Instant Gratification:  Conditioning your existing soils to be the ideal growing environment can be tough work.  Turning or tilling clay soils, adding compost amendments, and adding the right amounts of natural fertilizers is a consistent effort and quite laborious.  It can take a few years of working your soil to create the consistency you can achieve by importing soils to fill your raised bed in one day.  The pre-blended soils you can buy at most garden outlets have the right ratio of topsoil, compost and fertilizer already mixed for you.

Just to be clear about this issue and to play devil’s advocate, a strong case can be made for choosing to start your vegetable garden in the ground. If you are considering starting your own garden you should also consider these factors before making your decision: Sustainability and Cost.

Sustainability:  Conditioning our existing soils and planting crops in the ground requires very little inputs and lowers our collective carbon footprint.  Purchasing and collecting materials for raised beds contributes to oil production even if you are only using wood or stone.  Additionally, the process of building topsoil is becoming more important each year as fertile lands are eroding away and/or developed for cities.  We have a responsibility to ourselves, future generations, and planet Earth to live sustainably.
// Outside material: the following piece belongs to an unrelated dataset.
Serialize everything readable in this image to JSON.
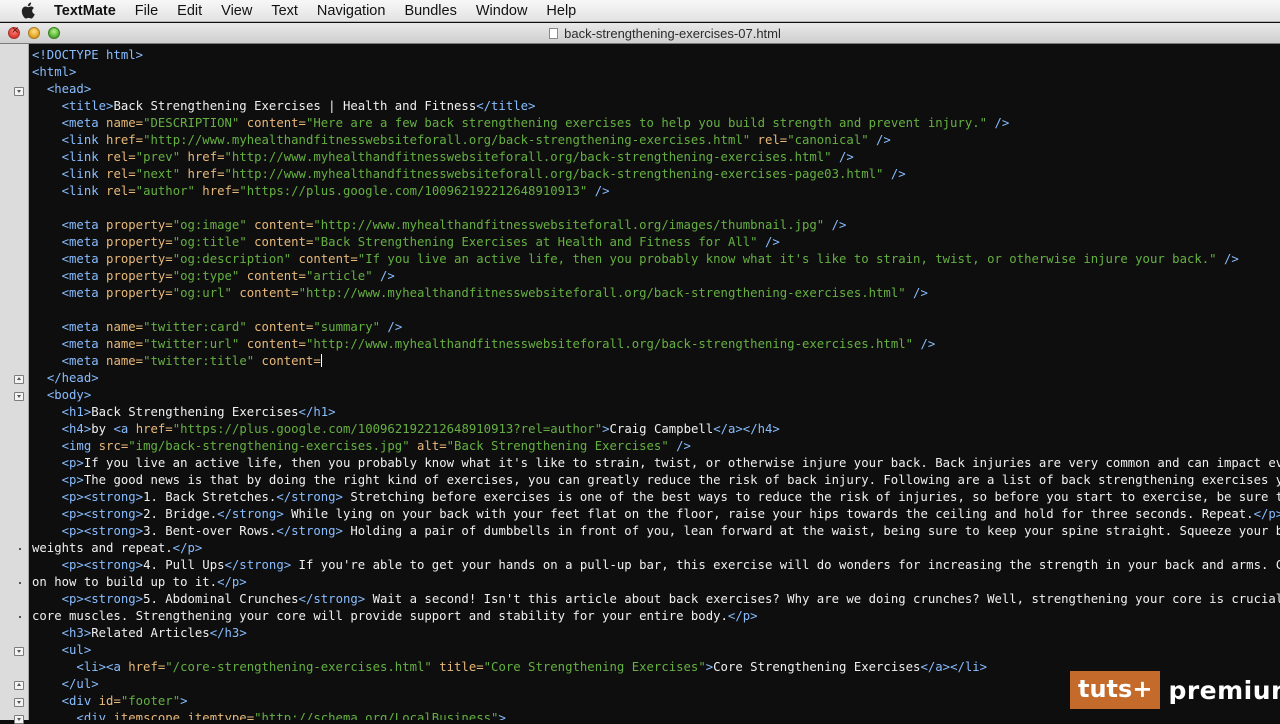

Cost:  Building a raised-bed garden with new materials is costly.  For example, the lumber material alone to build a 4’x8’ redwood box costs around $150 (using 2”x12” Redwood).  To fill thebox with imported soils requires 1 cubic yard of soil material and costs $120.  These numbers don’t even take into account the labor to build the box or move the soil.  If you count starter plants and an automated irrigation system your new 32 square foot veggie garden has cost you about $400 (and at least 1 full day of labor).

You have a number of vegetable garden options.  Whether you choose to grow in raised beds or start your garden in the ground research and plan before you dig to give yourself the best advantages for success. We wish you the best of luck.